April 29, 2010
Research shows part of Alaska inundated by ancient megafloods
New research indicates that one of the largest fresh-water floods in Earth’s history happened about 17,000 years ago and inundated a large area of Alaska that is now occupied in part by the city of Wasilla, widely known because of the 2008 presidential campaign.
The event was one of at least four “megafloods” as Glacial Lake Atna breached ice dams and discharged water. The lake covered more than 3,500 square miles in the Copper River Basin northeast of Anchorage and Wasilla.
The megaflood that covered the Wasilla region released as much as 1,400 cubic kilometers, or 336 cubic miles, of water — enough to cover an area the size of Washington, D.C., to a depth of nearly 5 miles. That water volume drained from the lake in about a week and, at such great velocity, formed dunes higher than 110 feet, with at least a half-mile between crests. The dunes appear on topographical maps but today are covered by roads, buildings and other development.
“Your mind doesn’t get around dunes of that size. Obviously the water had to be very deep to form them,” said Michael Wiedmer, an Anchorage native who is pursuing graduate studies in forest resources at the UW.
Wiedmer is the lead author of a paper describing the Wasilla-area megaflood, published in the May edition of the journal Quaternary Research. Co-authors are David R. Montgomery and Alan Gillespie, UW professors of Earth and space sciences, and Harvey Greenberg, a computer specialist in that department.
By definition, a megaflood has a flow of at least 1 million cubic meters of water per second (a cubic meter is about 264 gallons). The largest known fresh-water flood, at about 17 million cubic meters per second, originated in Glacial Lake Missoula in Montana and was one of a series of cataclysmic floods that formed the Channeled Scablands of eastern Washington.
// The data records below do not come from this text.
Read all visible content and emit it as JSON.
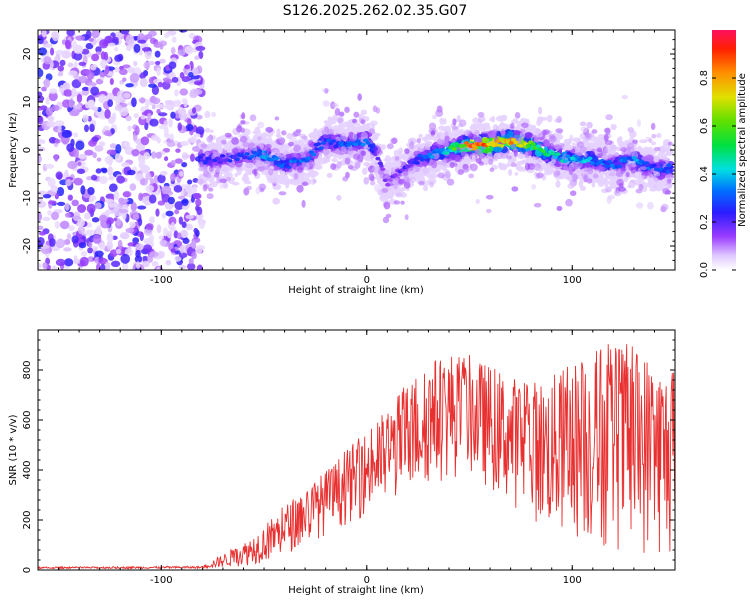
{
  "title": "S126.2025.262.02.35.G07",
  "chart_data": [
    {
      "type": "heatmap",
      "xlabel": "Height of straight line (km)",
      "ylabel": "Frequency (Hz)",
      "xlim": [
        -160,
        150
      ],
      "ylim": [
        -25,
        25
      ],
      "x_ticks": [
        -100,
        0,
        100
      ],
      "y_ticks": [
        -20,
        -10,
        0,
        10,
        20
      ],
      "colorbar": {
        "label": "Normalized spectral amplitude",
        "range": [
          0,
          1
        ],
        "ticks": [
          "0.0",
          "0.2",
          "0.4",
          "0.6",
          "0.8"
        ],
        "tick_values": [
          0,
          0.2,
          0.4,
          0.6,
          0.8
        ]
      },
      "ridge": {
        "x": [
          -81,
          -70,
          -60,
          -50,
          -40,
          -30,
          -20,
          -10,
          0,
          5,
          10,
          15,
          20,
          30,
          40,
          50,
          60,
          70,
          80,
          90,
          100,
          110,
          120,
          130,
          140,
          148
        ],
        "freq": [
          -2,
          -2,
          -1,
          -1,
          -3,
          -2,
          2,
          1,
          2,
          -1,
          -7,
          -5,
          -3,
          -1,
          0,
          1,
          1,
          2,
          1,
          -1,
          -2,
          -2,
          -3,
          -2,
          -4,
          -4
        ],
        "amp": [
          0.25,
          0.22,
          0.25,
          0.35,
          0.3,
          0.3,
          0.28,
          0.3,
          0.35,
          0.2,
          0.15,
          0.18,
          0.22,
          0.3,
          0.45,
          0.8,
          0.9,
          0.75,
          0.6,
          0.45,
          0.4,
          0.35,
          0.3,
          0.35,
          0.3,
          0.3
        ]
      },
      "noise_region_x": [
        -160,
        -80
      ]
    },
    {
      "type": "line",
      "xlabel": "Height of straight line (km)",
      "ylabel": "SNR (10 * v/v)",
      "xlim": [
        -160,
        150
      ],
      "ylim": [
        0,
        960
      ],
      "x_ticks": [
        -100,
        0,
        100
      ],
      "y_ticks": [
        0,
        200,
        400,
        600,
        800
      ],
      "color": "#e83030",
      "envelope": {
        "x": [
          -160,
          -80,
          -75,
          -60,
          -50,
          -40,
          -30,
          -20,
          -10,
          0,
          10,
          20,
          30,
          40,
          50,
          60,
          70,
          80,
          90,
          100,
          110,
          120,
          130,
          140,
          150
        ],
        "upper": [
          12,
          15,
          40,
          110,
          180,
          260,
          330,
          400,
          480,
          560,
          650,
          760,
          840,
          880,
          860,
          820,
          780,
          760,
          780,
          840,
          900,
          920,
          900,
          860,
          800
        ],
        "lower": [
          5,
          6,
          8,
          15,
          30,
          60,
          100,
          140,
          180,
          220,
          260,
          300,
          340,
          360,
          380,
          320,
          260,
          200,
          150,
          120,
          90,
          70,
          60,
          50,
          40
        ]
      }
    }
  ]
}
The megaflood from Glacial Lake Atna down what is now the Matanuska River to the Wasilla region might have had a flow of about 3 million cubic meters per second. Another suspected Atna megaflood along a different course to the Wasilla region, down the Susitna River, might have had a flow of about 11 million cubic meters per second. The researchers also found evidence for two smaller Atna megafloods, down the Tok and Copper rivers.
Wiedmer, who retired from the Alaska Department of Fish and Game in 2006, began the research in 2005 when he discovered pygmy whitefish living in Lake George, a glacial lake 50 miles from Anchorage. The lake has essentially emptied numerous times in its history and was not thought to support much life. Examination of physical traits indicate those fish are more closely related to pygmy whitefish in three other mountain lakes, all remnants of Lake Atna, than they are to any others of that species. Their existence in Lake George, some distance from the other lakes, is one piece of evidence for a megaflood from Lake Atna.
“Lake Atna linked up with four distinct drainages, and we think that helped it act like a pump for freshwater organisms,” he said.
The megaflood also could explain some of the catastrophic damage that occurred in the magnitude 9.2 Great Alaskan Earthquake of 1964. Wiedmer noted that much of Anchorage is built on marine sediments, and one layer of those sediments liquefied and collapsed, allowing the layer above to slide toward the sea. As the upper layer moved toward the water, structures built on top of it collapsed.
Though the marine sediments extend about 200 feet deep, the failure only occurred within a narrow 3-foot layer. Scientists later discovered that layer had been infused with fresh water, which was unexpected in sediments deposited under salt water. The ancient megaflood could account for the fresh water.
“We suspect that this is evidence of the flood that came down the Matanuska,” Wiedmer said. “The location is right at the mouth of where the flood came down, and the time appears to be right.”
The work was supported by grants from the UW Quaternary Research Center, the UW School of Forest Resources and the U.S. Fish and Wildlife Service.